Oleh: Awalil Rizky*
BARISAN.CO – Realisasi APBN 2020 hingga akhir November dilaporkan tekor atau defisit sebesar Rp834 triliun. Belanja Negara telah sebesar Rp2.307 triliun, yang melampaui Pendapatan Negara yang hanya sebesar Rp1.423 triliun. Akan tetapi, dana kelolaan APBN justeru sedang kelebihan.
APBN selalu direncanakan tanpa ada kelebihan atau kekurangan pembiayaan. Besaran pembiayaan persis sama dengan defisit yang akan ditutupinya.
Akan tetapi, dalam realisasi sering menimbulkan sisa lebih atau kelebihan pembiayaan secara tahunan. Dalam realisasi akumulatif pada akhir bulan pun hampir selalu kelebihan.
Sederhananya, karena sudah direncanakan defisit atau tekor, maka dicarilah sumber dana untuk membiayainya. Sesuai yang ditetapkan dalam APBN, sebagian besarnya diperoleh dari utang. Dalam praktik kelolaan, berutang dilakukan terlebih dahulu agar tersedia dana. Setidaknya lebih banyak dari realisasi akumulasi defisit hingga bulan bersangkutan.
Bisa dimengerti sebagai kehati-hatian dalam mengelola arus kas negara. Tidak terbayangkan, jika tak tersedia dana pada waktu harus membayar gaji pegawai atau kewajiban yang amat segera.
Selama periode tahun 2005 sampai dengan tahun 2019, realisasi APBN cenderung mengalami kelebihan pembiayaan.
Hanya pernah terjadi kekurangan pembiayaan pada tahun 2005 dan tahun 2007. Kelebihan sangat besar terjadi pada tahun 2008 yang mencapai Rp80 triliun. Terbesar kedua terjadi pada tahun 2019, yang mencapai Rp53 triliun.
Secara rerata, selama periode 2005-2009 dialami kelebihan sebesar Rp18,30 triliun per tahun. Sebesar Rp32,22 triliun pada periode 2010-2014. Dan sebesar Rp33,21 triliun pada periode 2015-2019.

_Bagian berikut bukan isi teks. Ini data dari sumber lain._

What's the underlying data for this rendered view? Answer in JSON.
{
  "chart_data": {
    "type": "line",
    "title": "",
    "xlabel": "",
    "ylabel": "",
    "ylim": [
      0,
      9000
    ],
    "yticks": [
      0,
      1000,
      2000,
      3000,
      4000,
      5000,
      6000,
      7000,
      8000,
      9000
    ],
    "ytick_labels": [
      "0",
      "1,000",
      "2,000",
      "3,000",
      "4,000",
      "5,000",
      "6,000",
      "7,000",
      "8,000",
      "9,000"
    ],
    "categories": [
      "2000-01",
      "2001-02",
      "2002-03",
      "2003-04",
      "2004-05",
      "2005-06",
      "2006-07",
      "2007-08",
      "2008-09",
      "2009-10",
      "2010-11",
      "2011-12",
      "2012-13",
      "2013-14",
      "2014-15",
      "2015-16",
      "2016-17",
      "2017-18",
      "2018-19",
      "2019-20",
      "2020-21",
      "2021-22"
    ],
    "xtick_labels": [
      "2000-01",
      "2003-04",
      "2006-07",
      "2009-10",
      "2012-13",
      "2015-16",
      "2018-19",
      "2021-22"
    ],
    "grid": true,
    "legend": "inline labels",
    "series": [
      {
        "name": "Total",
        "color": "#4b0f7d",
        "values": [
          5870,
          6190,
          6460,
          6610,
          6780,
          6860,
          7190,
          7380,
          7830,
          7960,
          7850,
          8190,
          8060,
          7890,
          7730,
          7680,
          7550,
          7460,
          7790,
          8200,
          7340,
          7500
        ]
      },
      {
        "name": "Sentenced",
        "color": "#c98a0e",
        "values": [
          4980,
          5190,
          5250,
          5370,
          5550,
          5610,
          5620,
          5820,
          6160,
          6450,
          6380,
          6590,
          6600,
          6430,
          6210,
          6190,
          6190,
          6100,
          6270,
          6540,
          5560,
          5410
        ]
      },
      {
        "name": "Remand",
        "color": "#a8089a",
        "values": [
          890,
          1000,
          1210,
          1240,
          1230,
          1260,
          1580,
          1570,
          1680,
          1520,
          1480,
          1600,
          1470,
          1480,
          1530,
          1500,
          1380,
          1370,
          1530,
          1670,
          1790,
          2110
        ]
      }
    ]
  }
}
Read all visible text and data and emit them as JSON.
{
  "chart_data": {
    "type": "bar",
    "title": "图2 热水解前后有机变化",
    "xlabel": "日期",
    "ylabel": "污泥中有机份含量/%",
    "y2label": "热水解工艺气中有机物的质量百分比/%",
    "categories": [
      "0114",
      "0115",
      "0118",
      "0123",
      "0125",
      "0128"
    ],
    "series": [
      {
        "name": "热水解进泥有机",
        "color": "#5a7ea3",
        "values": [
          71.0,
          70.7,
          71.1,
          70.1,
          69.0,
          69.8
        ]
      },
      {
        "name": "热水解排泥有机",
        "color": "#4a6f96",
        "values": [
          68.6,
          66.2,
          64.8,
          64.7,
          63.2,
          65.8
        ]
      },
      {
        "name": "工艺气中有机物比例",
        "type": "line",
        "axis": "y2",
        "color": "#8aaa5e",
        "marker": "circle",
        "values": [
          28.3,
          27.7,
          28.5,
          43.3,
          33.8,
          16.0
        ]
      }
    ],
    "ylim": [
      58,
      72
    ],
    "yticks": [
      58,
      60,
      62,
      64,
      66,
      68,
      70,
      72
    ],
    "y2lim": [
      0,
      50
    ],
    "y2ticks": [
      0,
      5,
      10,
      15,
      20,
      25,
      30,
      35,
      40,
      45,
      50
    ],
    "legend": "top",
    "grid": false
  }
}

Secara teknis akuntansi, kelebihan atau kekurangan itu disebut sebagai SiLPA atau SiKPA. Yaitu selisih lebih atau kurang antara realisasi pendapatan dan belanja, serta penerimaan dan pengeluaran pembiayaan dalam APBN selama satu periode pelaporan.
Kelebihan pembiayaan pada satu tahun anggaran tidak otomatis dapat dipakai atau dimasukkan ke dalam APBN tahun berikutnya. SiLPA masuk dahulu ke dalam akun akumulasi yang disebut sebagai Saldo Anggaran Lebih (SAL).
Penggunaan SAL dalam suatu tahun anggaran harus melalui mekanisme penetapan APBN. Besarannya tidak secara langsung berhubungan dengan SiLPA tahun anggaran sebelumnya.
Laporan Keuangan Pemerintah Pusat (LKPP) tahun 2019 melaporkan tentang perubahan SAL. Antara lain disajikan bahwa saldo awal, artinya dari 1 Januari 2019 yang pindahan akhir tahun 2018, sebesar Rp175,24 triliun. Selama tahun 2019 dipergunakan sebesar Rp15 triliun.
SiLPA dari realisasi APBN 2019 sebesar Rp539 triliun. Penyesuaian SAL sesuai aturannya sebesar Rp0,94 triliun. Dengan demikian, pada akhir tahun 2019 terdapat saldo SAL sebesar Rp212,69 triliun.
Saldo SAL akhir tahun 2019 itu sekaligus merupakan saldo awal tahun 2020. LKPP melaporkan bahwa dananya tersimpan pada beberapa akun. Di antaranya yang terbanyak berada pada saldo akhir Kas Bendahara Umum Negara (BUN) sebesar Rp151,41 triliun.
Pada saldo akhir Kas pada Badan Layanan Umum (BLU) yang sudah disahkan sebesar Rp56,55 triliun. Pada saldo Akhir Kas di Kantor Pelayanan Perbendaharaan Negara (KPPN) sebesar Rp2,89 triliun.
Sejauh ini, SAL tidak dipergunakan pada setiap tahun anggaran. Sebagai contoh, SAL dipakai sebesar Rp15 triliun pada tahun 2019. Namun, tidak dipakai sama sekali pada tahun 2017 dan tahun 2018. Pada APBN 2020 sebelum revisi, rencananya SAL akan dipakai sebesar Rp25 triliun. Perubahan APBN melalui Perpres No.72/2020 merevisi besarannya menjadi Rp70,64 triliun.